Whether you’re monitoring employees’ keystrokes, reviewing emails or web activity or tracking their locations, “you must do it in an informed way,” says Greenbaum. Such monitoring is subject to a number of federal and state laws that dictate when employees must be notified they are being surveilled. From a legal perspective, “being upfront with employees is the smartest tactic,” Greenbaum says. In addition, work with your legal partner and HR team to include provisions in the employee handbook that explain how surveillance might be used and that monitoring can occur at any time, for any reason, without notice.

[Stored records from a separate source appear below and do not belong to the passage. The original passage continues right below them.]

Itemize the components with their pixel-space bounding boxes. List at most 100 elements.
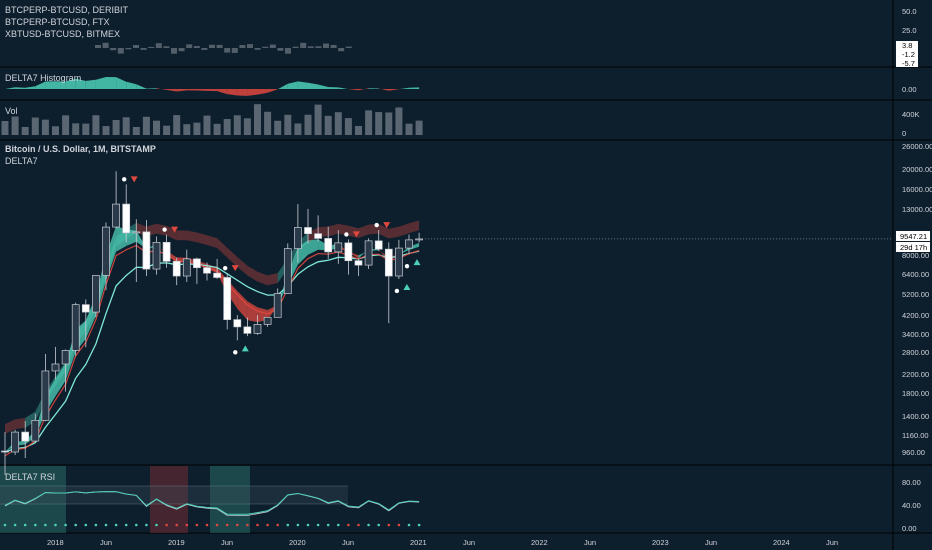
volume-panel — [1, 104, 423, 135]
price-tick: 1800.00 — [902, 389, 929, 398]
price-tick: 20000.00 — [902, 165, 932, 174]
volume-bar — [385, 112, 393, 135]
price-tick: 16000.00 — [902, 185, 932, 194]
price-axis[interactable]: 50.0 25.0 3.8 -1.2 -5.7 0.00 400K 0 2600… — [896, 7, 932, 533]
volume-bar — [415, 120, 423, 135]
price-tick: 1160.00 — [902, 431, 929, 440]
buy-signal-triangle — [403, 283, 411, 290]
legend-ftx: BTCPERP-BTCUSD, FTX — [5, 17, 110, 27]
legend-bitmex: XBTUSD-BTCUSD, BITMEX — [5, 29, 120, 39]
candle-body — [233, 319, 242, 328]
histogram-segment — [388, 89, 399, 91]
price-tick: 1400.00 — [902, 412, 929, 421]
cloud-segment — [176, 230, 187, 241]
cloud-segment — [358, 224, 369, 238]
time-tick: Jun — [463, 538, 475, 547]
volume-bar — [405, 123, 413, 135]
time-axis[interactable]: 2018 Jun 2019 Jun 2020 Jun 2021 Jun 2022… — [47, 538, 838, 547]
time-tick: 2021 — [410, 538, 427, 547]
candle-body — [283, 248, 292, 294]
time-tick: Jun — [342, 538, 354, 547]
volume-bar — [52, 126, 59, 135]
rsi-dot — [104, 523, 108, 527]
cloud-segment — [247, 265, 258, 282]
histogram-segment — [166, 89, 177, 92]
candle-body — [11, 431, 19, 453]
cloud-segment — [15, 417, 26, 430]
histogram-segment — [267, 89, 278, 93]
candle-body — [334, 242, 343, 253]
spread-tag-bg — [896, 50, 918, 59]
volume-bar — [294, 123, 302, 135]
sell-signal-dot — [162, 227, 167, 232]
rsi-dot — [215, 523, 219, 527]
spread-bar — [125, 48, 132, 50]
spread-bar — [277, 48, 284, 51]
candle-body — [304, 227, 312, 235]
countdown-tag: 29d 17h — [900, 243, 927, 252]
rsi-dot — [417, 523, 421, 527]
volume-bar — [233, 115, 241, 135]
price-tick: 13000.00 — [902, 205, 932, 214]
rsi-dot — [64, 523, 67, 527]
spread-bar — [292, 46, 299, 48]
volume-bar — [395, 107, 403, 135]
rsi-tick: 40.00 — [902, 501, 921, 510]
last-price-tag: 9547.21 — [900, 232, 927, 241]
rsi-dot — [296, 523, 300, 527]
candle-body — [41, 370, 50, 421]
spread-bar — [155, 43, 162, 48]
time-tick: 2022 — [531, 538, 548, 547]
spread-tag-bg — [896, 41, 918, 50]
histogram-segment — [217, 89, 228, 95]
spread-bar — [285, 48, 291, 54]
rsi-dot — [276, 523, 280, 527]
rsi-dot — [256, 523, 259, 527]
volume-bar — [1, 121, 9, 135]
candle-body — [102, 226, 110, 276]
rsi-dot — [74, 523, 77, 527]
spread-panel — [95, 42, 352, 54]
price-tick: 3400.00 — [902, 330, 929, 339]
candle-body — [51, 363, 60, 372]
volume-bar — [375, 112, 383, 135]
spread-bar — [193, 46, 200, 48]
spread-tag-bg — [896, 59, 918, 67]
last-price-tag-bg — [896, 231, 930, 241]
candle-body — [344, 242, 353, 262]
histogram-panel — [5, 77, 420, 96]
spread-tick: -1.2 — [902, 50, 915, 59]
cloud-segment — [55, 361, 66, 386]
histogram-segment — [318, 84, 329, 89]
histogram-segment — [186, 89, 197, 91]
volume-bar — [142, 116, 150, 135]
candle-body — [81, 304, 90, 313]
cloud-segment — [308, 227, 319, 243]
volume-bar — [41, 119, 49, 135]
cloud-segment — [126, 222, 137, 239]
histogram-segment — [136, 84, 147, 89]
rsi-dot — [124, 523, 128, 527]
cloud-segment — [186, 230, 197, 243]
candle-body — [395, 247, 403, 277]
rsi-dot — [357, 523, 360, 527]
price-tick: 8000.00 — [902, 251, 929, 260]
volume-bar — [122, 117, 130, 135]
cloud-segment — [227, 247, 238, 267]
volume-bar — [324, 115, 332, 135]
histogram-segment — [146, 88, 157, 89]
time-tick: Jun — [100, 538, 112, 547]
candle-body — [142, 231, 151, 270]
candle-body — [405, 239, 413, 249]
histogram-segment — [348, 89, 359, 91]
buy-signal-dot — [233, 350, 238, 355]
volume-bar — [82, 123, 90, 135]
candle-body — [374, 240, 383, 250]
cloud-segment — [25, 411, 36, 428]
histogram-segment — [85, 79, 96, 89]
ribbon-segment — [237, 290, 248, 321]
sell-signal-dot — [344, 232, 349, 237]
main-chart-subtitle: DELTA7 — [5, 156, 38, 166]
rsi-dot — [13, 523, 17, 527]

Only monitor company-owned equipment.
Many remote employees complete their work on personally owned computers and cell phones. If this is the case, don’t expect to install monitoring tools on these devices. “Employees have a reasonable expectation of privacy when they’re using their own technologies,” Greenbaum says. A safer solution: “If you need to surveil, employees should be required to use company-supplied equipment.”

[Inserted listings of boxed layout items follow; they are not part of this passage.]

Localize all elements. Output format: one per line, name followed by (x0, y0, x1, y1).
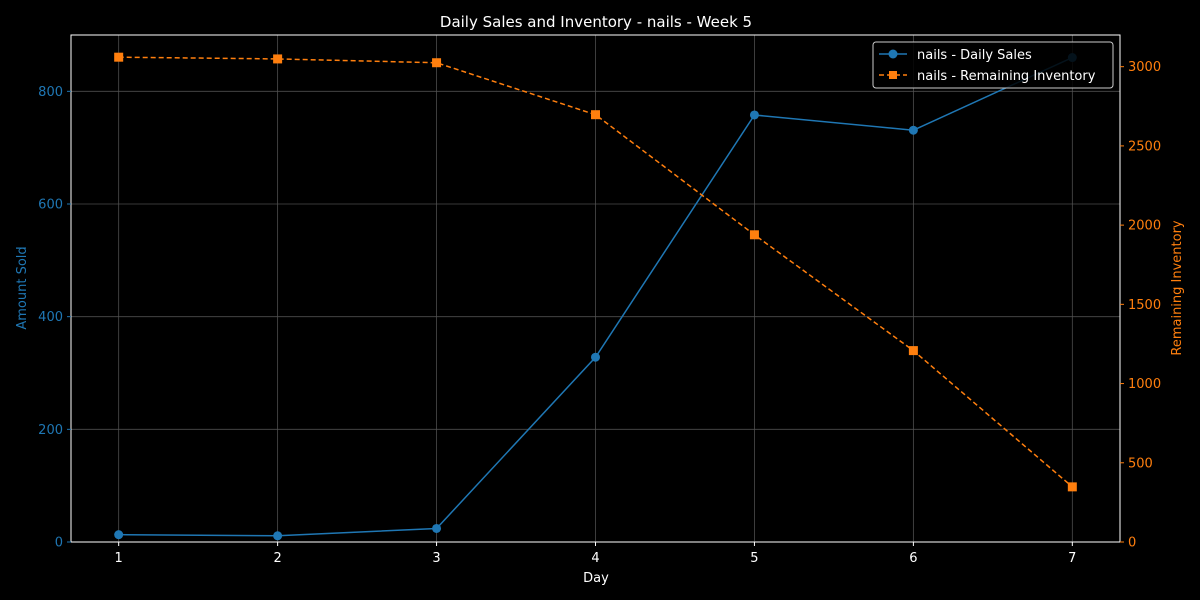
right-y-tick-label: 0 (1128, 536, 1136, 551)
inventory-data-point (114, 52, 124, 62)
legend-sales-label: nails - Daily Sales (917, 48, 1032, 63)
sales-data-point (432, 523, 442, 533)
inventory-data-point (908, 346, 918, 356)
inventory-data-point (591, 110, 600, 120)
sales-data-point (749, 110, 759, 120)
left-y-tick-label: 800 (38, 85, 63, 100)
legend-inventory-label: nails - Remaining Inventory (917, 69, 1096, 84)
right-y-tick-label: 500 (1128, 456, 1153, 471)
x-axis-label: Day (583, 571, 609, 586)
left-y-tick-label: 200 (38, 423, 63, 438)
sales-data-point (908, 125, 918, 135)
x-tick-label: 7 (1068, 551, 1076, 566)
x-tick-label: 1 (115, 551, 123, 566)
right-y-tick-label: 1000 (1128, 377, 1161, 392)
sales-data-point (273, 531, 283, 541)
right-y-tick-label: 2500 (1128, 139, 1161, 154)
inventory-data-point (1067, 482, 1077, 492)
left-y-tick-label: 600 (38, 198, 63, 213)
x-tick-label: 4 (591, 551, 599, 566)
x-tick-label: 3 (432, 551, 440, 566)
sales-data-point (114, 530, 124, 540)
sales-data-point (591, 352, 600, 362)
x-tick-label: 6 (909, 551, 917, 566)
right-y-tick-label: 2000 (1128, 219, 1161, 234)
legend: nails - Daily Sales nails - Remaining In… (872, 41, 1114, 89)
inventory-data-point (432, 58, 442, 68)
inventory-data-point (749, 230, 759, 240)
left-y-tick-label: 400 (38, 310, 63, 325)
right-y-tick-label: 1500 (1128, 298, 1161, 313)
axes: 1 2 3 4 5 6 7 0 200 400 600 800 0 500 1000 1500 2000 2500… (38, 34, 1161, 566)
left-y-tick-label: 0 (55, 536, 63, 551)
right-y-tick-label: 3000 (1128, 60, 1161, 75)
legend-sales-marker (888, 49, 898, 59)
legend-box (872, 41, 1114, 89)
right-y-axis-label: Remaining Inventory (1170, 220, 1185, 356)
x-tick-label: 5 (750, 551, 758, 566)
legend-inventory-marker (889, 71, 897, 79)
grid (71, 35, 1120, 543)
chart-title: Daily Sales and Inventory - nails - Week… (440, 13, 752, 31)
inventory-data-point (273, 54, 283, 64)
left-y-axis-label: Amount Sold (15, 246, 30, 329)
x-tick-label: 2 (273, 551, 281, 566)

Create rules to guide at-home behavior.
Off-limits behaviors, like the use of alcohol or drugs, are more difficult to police at home. “As an employer, you’re not going to walk into somebody’s residence and say, ‘I’m here to check whether you’re working under the influence,’” Greenbaum says. Employees should be warned that certain behaviors are still prohibited while working remotely. “If somebody’s on a Zoom call and they’re noticeably under the influence, they need to know the rules still apply,” he says. Companies without such policies run the risk of a discrimination claim. “You need to have standards you apply across the board to show you’re not acting on a subjective basis,” Greenbaum warns. Your legal partner can help add language to the company handbook to cover the behaviors of remote workers.

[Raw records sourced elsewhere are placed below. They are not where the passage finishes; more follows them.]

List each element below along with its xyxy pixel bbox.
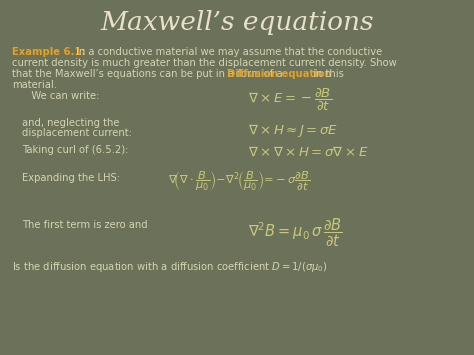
Text: and, neglecting the: and, neglecting the <box>22 118 119 128</box>
Text: in this: in this <box>310 69 344 79</box>
Text: $\nabla \times \nabla \times H = \sigma \nabla \times E$: $\nabla \times \nabla \times H = \sigma … <box>248 145 368 158</box>
Text: Maxwell’s equations: Maxwell’s equations <box>100 10 374 35</box>
Text: Expanding the LHS:: Expanding the LHS: <box>22 173 120 183</box>
Text: $\nabla \times E = -\dfrac{\partial B}{\partial t}$: $\nabla \times E = -\dfrac{\partial B}{\… <box>248 87 332 113</box>
Text: $\nabla^2 B = \mu_0\,\sigma\,\dfrac{\partial B}{\partial t}$: $\nabla^2 B = \mu_0\,\sigma\,\dfrac{\par… <box>248 216 343 248</box>
Text: The first term is zero and: The first term is zero and <box>22 220 147 230</box>
Text: $\nabla\!\left(\nabla\cdot\dfrac{B}{\mu_0}\right)\!-\!\nabla^2\!\left(\dfrac{B}{: $\nabla\!\left(\nabla\cdot\dfrac{B}{\mu_… <box>168 169 310 192</box>
Text: material.: material. <box>12 80 57 90</box>
Text: Example 6.1:: Example 6.1: <box>12 47 86 57</box>
Text: displacement current:: displacement current: <box>22 128 132 138</box>
Text: that the Maxwell’s equations can be put in a form of a: that the Maxwell’s equations can be put … <box>12 69 286 79</box>
Text: Diffusion equation: Diffusion equation <box>227 69 332 79</box>
Text: $\nabla \times H \approx J = \sigma E$: $\nabla \times H \approx J = \sigma E$ <box>248 122 338 139</box>
Text: In a conductive material we may assume that the conductive: In a conductive material we may assume t… <box>76 47 382 57</box>
Text: We can write:: We can write: <box>22 91 100 101</box>
Text: Is the diffusion equation with a diffusion coefficient $D = 1/(\sigma\mu_0)$: Is the diffusion equation with a diffusi… <box>12 260 328 274</box>
Text: Taking curl of (6.5.2):: Taking curl of (6.5.2): <box>22 145 128 155</box>
Text: current density is much greater than the displacement current density. Show: current density is much greater than the… <box>12 58 397 68</box>
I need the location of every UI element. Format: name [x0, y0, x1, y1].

Don’t switch up the rules.
Tempting as it may be to implement monitoring to protect productivity, it could do more harm than good. According to a recent study by the Chartered Institute of Personnel and Development, a whopping 79% of workers feel that introducing technologies to monitor the workplace would damage trust between them and their employers. Greenbaum believes employers who haven’t used monitoring in the past should be hesitant to implement it now. ”I don’t think it’s fair to employees if you suddenly change the rules of engagement,” he says. “It shows a lack of fundamental respect. If you trusted employees while they were in the office, you should trust them while they’re working from home.”